British Antarctic Survey
Madingley Road, High Cross
Cambridge Cambridgeshire CB3 0ET United Kingdom

Biography

Originally from south-west of China, my favourite activities were swimming in the Aha Lake and wandering miles and miles in the mountainous countryside. Trained as a mathematician, but I was seduced early by Mother Nature’s beauty and turned my focus onto environment research.

Moved to Australia in 1993, I studied my PhD in applied mathematics at the University of New South Wales during 1996-2000. After I completed my PhD, I was employed at the Commonwealth Science and Industry Research Organisation (Land and Water Division) in Canberra, as a postDoc and subsequently as a research scientist.  In 2003, I relocated to Cambridge with my family in order to escape from the bush fires and to enjoy the smell of green grass at the Backs. I was a senior visiting fellow at the Institute of Theoretical Geophysics, Department of Applied Mathematics and Theoretical Physics, University of Cambridge in 2003 and 2004. I then joined BAS as a research scientist in 2005. 

I have mostly worked on environmental issues including wind erosion and dust transport, sediment transport within river basins, and solar influences on Earth’s climate variability. Climate is at the core of all the research issues I have encountered so far. It is the most exciting environmental science because the system is apparently simple but rather complex, so natural but deeply mysterious. It changes constantly and one can hardly have a thorough grasp of its shape. 

My recent research interest is on the identification of multiple solar influences and pathways in the climate records, studying non-linear amplification of solar signals and understanding dynamic interactions between external forcing and atmospheric internal variability from a perspective of whole atmospheric vertical coupling.

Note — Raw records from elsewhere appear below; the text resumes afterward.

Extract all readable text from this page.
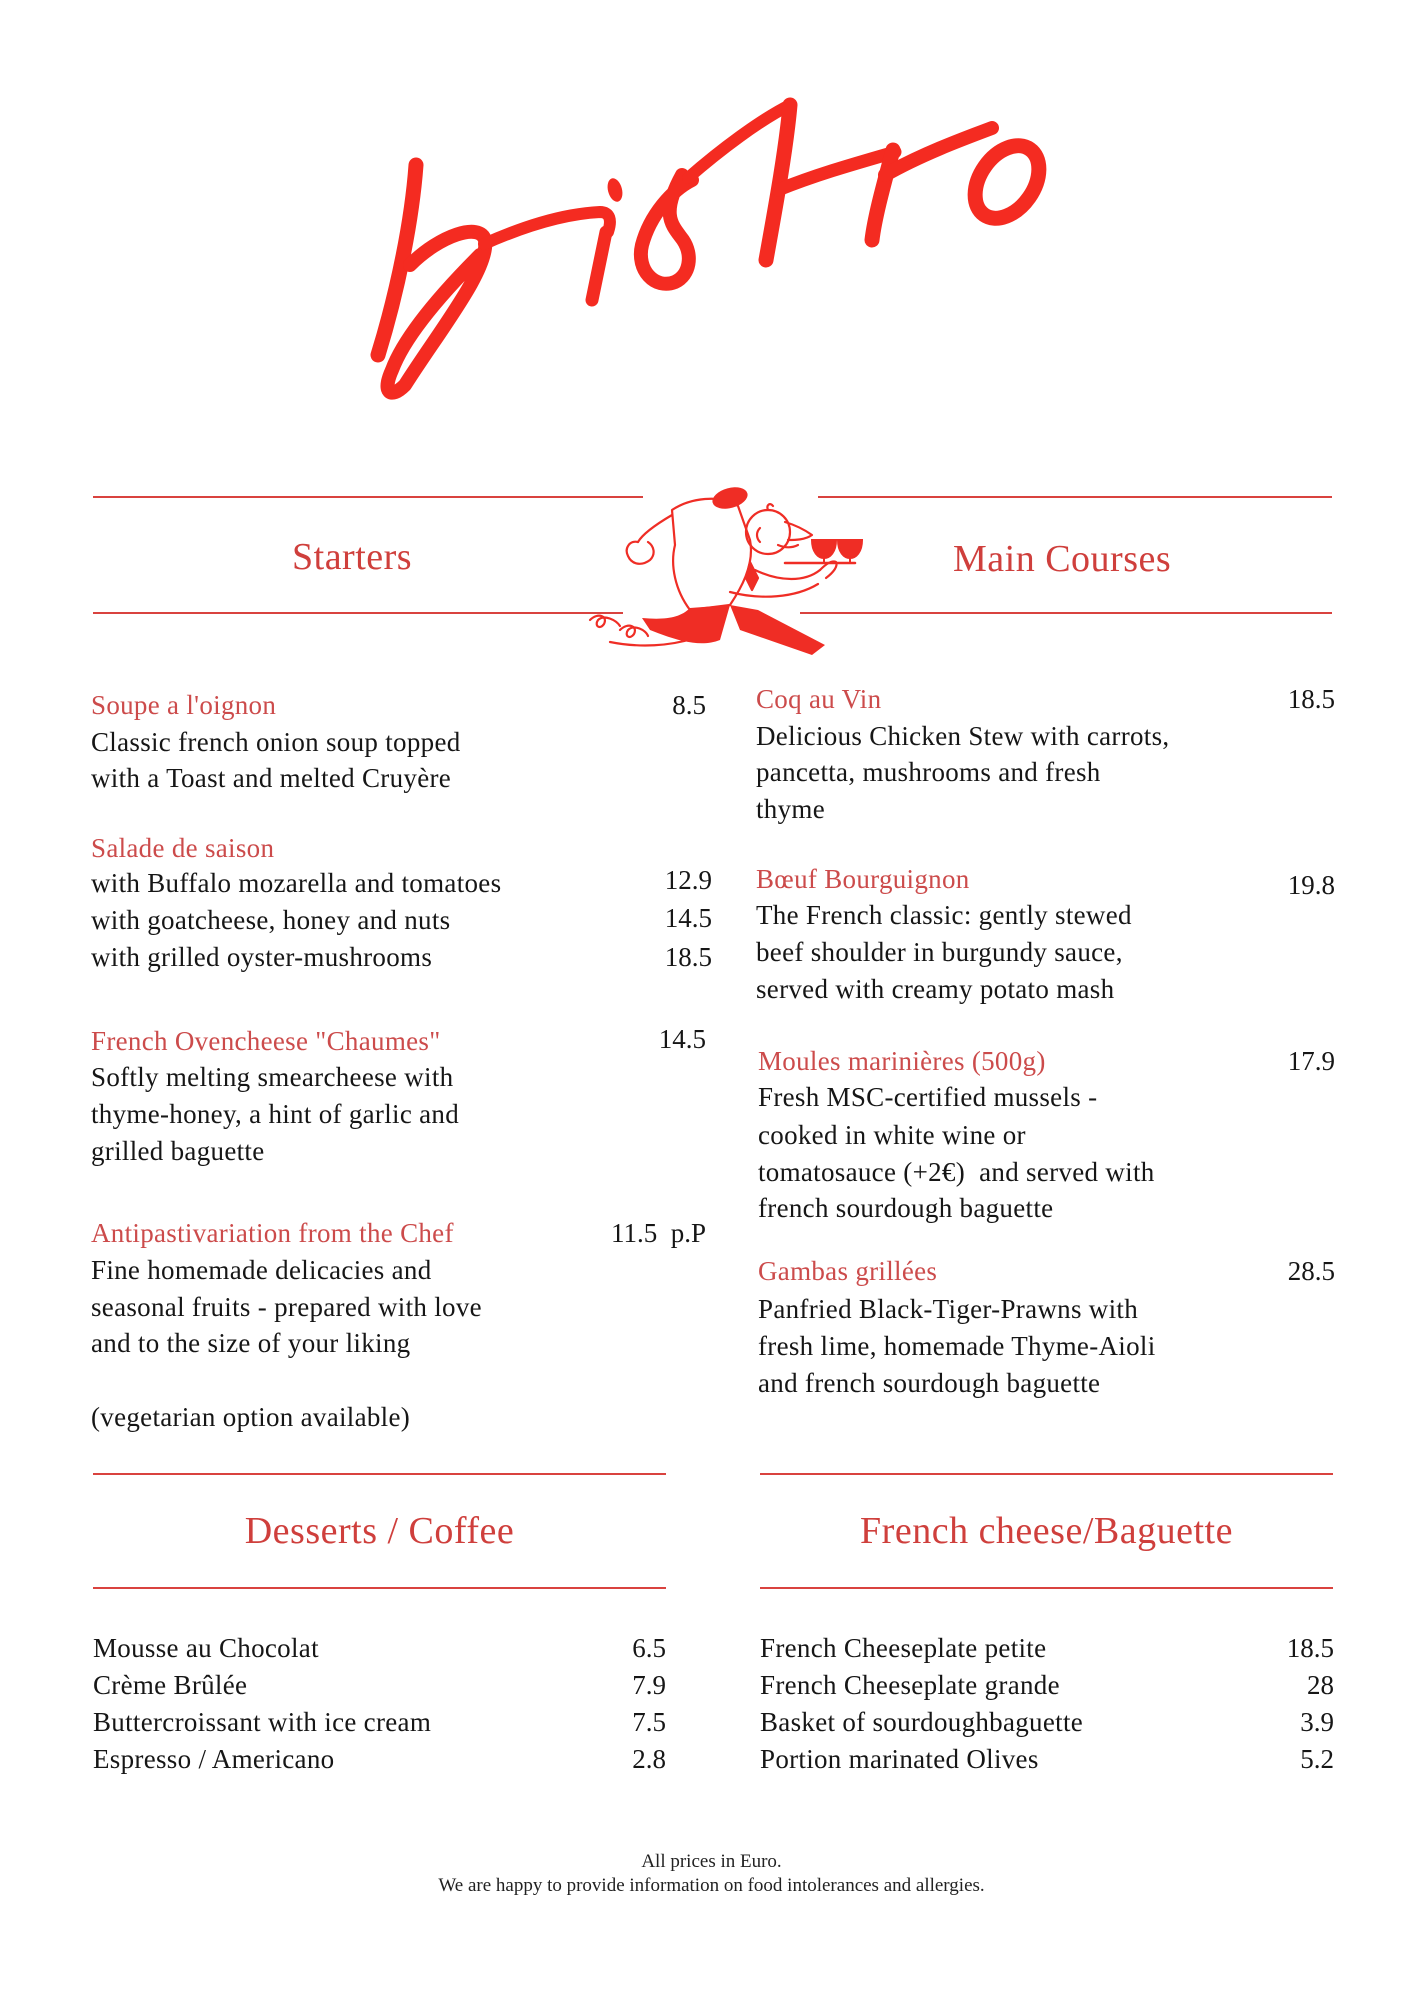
Starters	Main Courses
Soupe a l'oignon	8.5
Classic french onion soup topped
with a Toast and melted Cruyère
Salade de saison
with Buffalo mozarella and tomatoes	12.9
with goatcheese, honey and nuts	14.5
with grilled oyster-mushrooms	18.5
French Ovencheese "Chaumes"	14.5
Softly melting smearcheese with
thyme-honey, a hint of garlic and
grilled baguette
Antipastivariation from the Chef	11.5  p.P
Fine homemade delicacies and
seasonal fruits - prepared with love
and to the size of your liking
(vegetarian option available)
Coq au Vin	18.5
Delicious Chicken Stew with carrots,
pancetta, mushrooms and fresh
thyme
Bœuf Bourguignon	19.8
The French classic: gently stewed
beef shoulder in burgundy sauce,
served with creamy potato mash
Moules marinières (500g)	17.9
Fresh MSC-certified mussels -
cooked in white wine or
tomatosauce (+2€)  and served with
french sourdough baguette
Gambas grillées	28.5
Panfried Black-Tiger-Prawns with
fresh lime, homemade Thyme-Aioli
and french sourdough baguette
Desserts / Coffee
Mousse au Chocolat	6.5
Crème Brûlée	7.9
Buttercroissant with ice cream	7.5
Espresso / Americano	2.8
French cheese/Baguette
French Cheeseplate petite	18.5
French Cheeseplate grande	28
Basket of sourdoughbaguette	3.9
Portion marinated Olives	5.2
All prices in Euro.
We are happy to provide information on food intolerances and allergies.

My overall research interests include:

Climate Change and Impact

Sun-climate connection: detecting multiple solar signals in the atmospheric data and understanding how solar response at the upper atmosphere affects weather and climate at the layers closer to the Earth's surface;

Aeolian dust transport and its impact on climate change;

Land-air interactions amongst climate, soil, vegetation, topography, hydrology, particulate transport, etc.

Mathematical Modelling

Develop, adapt and test computer simulation models for soil erosion by water and wind;

Study dust (by air) and sediment (by water) source generation, transport and deposition from plot to catchment then to continental scales;

Quantify complex environmental problems using complex systems theories, multidisciplinary knowledge, integrated approaches, spatially distributed climate, terrain, soil and vegetation data, remote sensing and GIS.

Operations Research

Applications in environmental impact and risk assessment, especially water quality and water availability;

Spatial optimization for land use allocation and best management practices (BMPs) placement for water quality control.

I am a firm believer that interdisciplinary study and collaboration are the most effective ways to carry out research.